6. Boosted Brain Power
Pilates has been shown to positively affect your mental sharpness, too. A study involving 110 Spanish women over age 60 found a three-month Pilates program improved verbal fluency and executive function, as measured by a test involving timed motor and visual tasks. The researchers noted physical improvements as well, including better lower-body strength and functional flexibility. But it should be noted that they didn’t see any improvements in other measures of cognitive function (including language, attention and calculation, recall, orientation, and registration) among the study participants. The study researchers noted that their research focused on the short-term results and future research should investigate the effect a long-term Pilates practice has on the brain.
7. Improved Symptom Management for People With Parkinson’s Disease
Parkinson’s disease can lead to motor challenges, but Pilates may be able to help. One review and meta-analysis found Pilates helped patients with Parkinson’s disease improve their fitness, balance, and functional autonomy, with benefits to the lower body specifically. The researchers concluded that Pilates can be prescribed to treat those with mild to moderate Parkinson’s disease.

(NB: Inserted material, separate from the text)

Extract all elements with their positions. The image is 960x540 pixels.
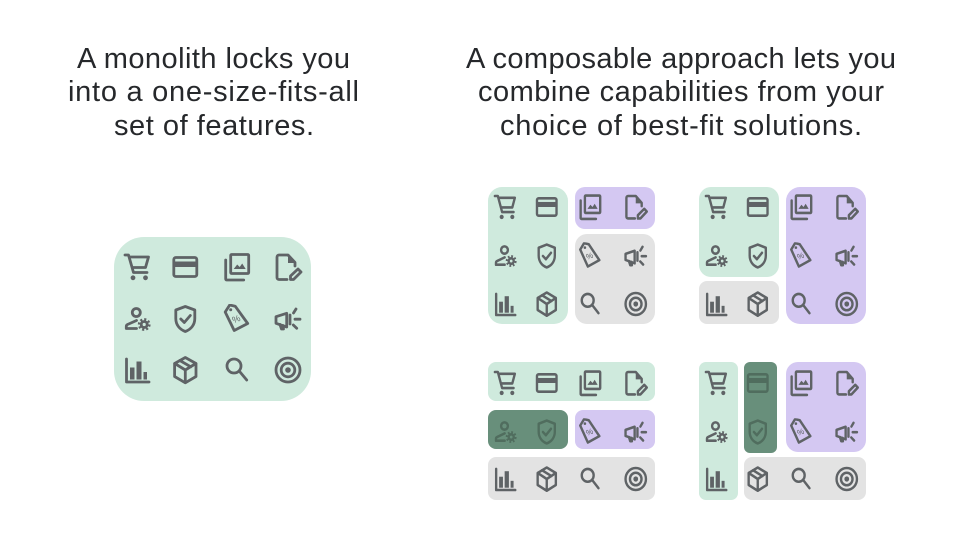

How Long Does It Take to See Benefits?
The answer to this question depends on the individual, what your starting point is, and what your goals are. For instance, the previously mentioned systematic review on low back pain noted positive changes after 20 cumulative hours of Pilates were logged. That’s 10 weeks of two one-hour sessions each week. Milton estimates that in general you can expect to see the benefits at the six to eight week mark of practicing Pilates twice a week. If you’d like to do Pilates more frequently than that, go right ahead. You only risk overdoing it if your form is compromised. Milton says that so long as you’re using good technique and activating the correct muscles, you should remain injury free.